Hong Kong Top End Property To Rise – Knight Frank

At a press conference in Hong Kong Thomas Lam, Senior Director and Head of Valuation and Consultancy, together with David Ji, Director and Head of Research and Consultancy, Greater China, reviewed the Hong Kong and Mainland property markets in the first half of 2015 and presented their forecasts for the second half.

Hong Kong residential market:

To curb the surging Hong Kong property market, especially the mass sector, the Hong Kong Monetary Authority (HKMA) lowered the maximum loan-to-value (LTV) ratio for self-used residential properties valued under HK$7 million from 60-70% to 60% in February 2015.

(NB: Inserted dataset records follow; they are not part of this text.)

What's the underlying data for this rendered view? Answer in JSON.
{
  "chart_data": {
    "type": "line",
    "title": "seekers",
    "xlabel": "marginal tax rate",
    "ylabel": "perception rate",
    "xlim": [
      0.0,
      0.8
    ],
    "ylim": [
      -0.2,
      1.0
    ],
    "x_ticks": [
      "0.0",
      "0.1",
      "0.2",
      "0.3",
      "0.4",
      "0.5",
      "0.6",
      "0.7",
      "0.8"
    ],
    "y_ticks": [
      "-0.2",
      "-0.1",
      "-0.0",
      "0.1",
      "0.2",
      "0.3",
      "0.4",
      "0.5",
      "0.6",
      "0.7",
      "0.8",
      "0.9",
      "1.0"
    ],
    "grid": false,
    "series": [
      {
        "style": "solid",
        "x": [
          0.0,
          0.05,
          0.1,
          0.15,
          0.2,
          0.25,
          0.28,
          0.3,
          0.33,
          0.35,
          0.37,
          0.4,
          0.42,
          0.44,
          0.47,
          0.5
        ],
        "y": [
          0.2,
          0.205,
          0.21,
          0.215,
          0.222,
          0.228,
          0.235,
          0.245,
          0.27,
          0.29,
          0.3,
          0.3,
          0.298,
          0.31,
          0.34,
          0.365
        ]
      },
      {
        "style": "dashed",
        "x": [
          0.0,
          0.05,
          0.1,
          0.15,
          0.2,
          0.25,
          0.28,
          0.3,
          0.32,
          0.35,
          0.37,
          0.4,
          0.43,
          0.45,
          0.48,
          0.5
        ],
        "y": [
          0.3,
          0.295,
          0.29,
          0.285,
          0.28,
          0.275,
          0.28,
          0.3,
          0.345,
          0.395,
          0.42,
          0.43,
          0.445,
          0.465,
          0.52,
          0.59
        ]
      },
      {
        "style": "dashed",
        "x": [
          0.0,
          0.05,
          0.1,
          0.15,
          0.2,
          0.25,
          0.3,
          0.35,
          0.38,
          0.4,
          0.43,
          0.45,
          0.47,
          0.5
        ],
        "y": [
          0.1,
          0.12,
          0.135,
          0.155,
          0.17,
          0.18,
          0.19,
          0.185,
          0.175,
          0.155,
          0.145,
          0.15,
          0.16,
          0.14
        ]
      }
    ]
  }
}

With prices having surged in previous years, residential sales in the past year were mostly focused on the HK$3-5 million and HK$5-10 million unit price segments, all together taking up about 70% of the total sales. In terms of the size of transacted units, over 70% of units sold in the past year were sized below 600 sq ft, due to the surge in home prices and lower affordability of purchasers.

Affordability ratio in Hong Kong is now at around 80%. If the mortgage rate is lifted by 100 bps and 200 bps, monthly mortgage repayment will increase only 10% and 20% respectively. Therefore Knight Frank estimated that a mortgage-rate rise of less than 200 bps will not bring significant impact on Hong Kong’s residential market.

The proportion of Chinese buyers of luxury projects was around 20% during the first half of 2015, compared with the peak level of over 40% in previous years. In view of the economic slowdown in China, Thomas Lam expects more investors to return to the market this year. For the first half of 2015, 80% of the top 10 luxury residential deals in Hong Kong involved Mainland China buyers.

Looking ahead, future residential supply will focus on the New Territories, followed by Kowloon, while Hong Kong Island will have limited supply. In the New Territories, supply will focus on Yuen Long and Tseung Kwan O, while in Kowloon, supply will concentrate in Kai Tak.

In the first five months of 2015, luxury residential prices increased 1.4%, while mass residential prices increased around 7%. Luxury and mass residential prices are expected to continue rising this year.

Thomas Lam said, “With the recent credit tightening targeting mass residential units, the booming stock market has stimulated demand for luxury housing, while the downturn in China’s real estate market has sent more mainland buyers back to Hong Kong to seek safer investments. The market focus is now shifting back to the luxury sector. Luxury home prices are expected to increase 2-5% in 2015, while mass residential prices could increase by 5-10% given strong demand for small and medium-sized flats.”

Mainland China residential market:

With an inactive real estate market China’s economy grew at its slowest pace in 2014, the weakest in 24 years. The downturn in China’s real estate market continued at the beginning of 2015. In the first four months of 2015, the average home price in 70 major Chinese cites dropped 6.6% year on year.

To stimulate the sluggish Mainland property market, the Chinese government introduced a series of easing policies in the past few months, including interest-rate cuts, lowering reserve requirement ratio for banks and reducing mortgage requirement for second-home buyers.

The Mainland China residential market is showing diverse performances: following the policy relaxation, residential prices have improved in a number of Chinese cities, especially first-tier cities with robust rigid demand for flats, while suburban areas and lower-tier cities see developers cut prices due to abundant supply and high inventory levels.

Looking ahead, David Ji expects luxury residential prices in first-tier cities to increase 4-6% in 2015 due to the recent policy relaxation and interest-rate cuts, while luxury residential prices in second-tier cities are also expected to increase 2-3%.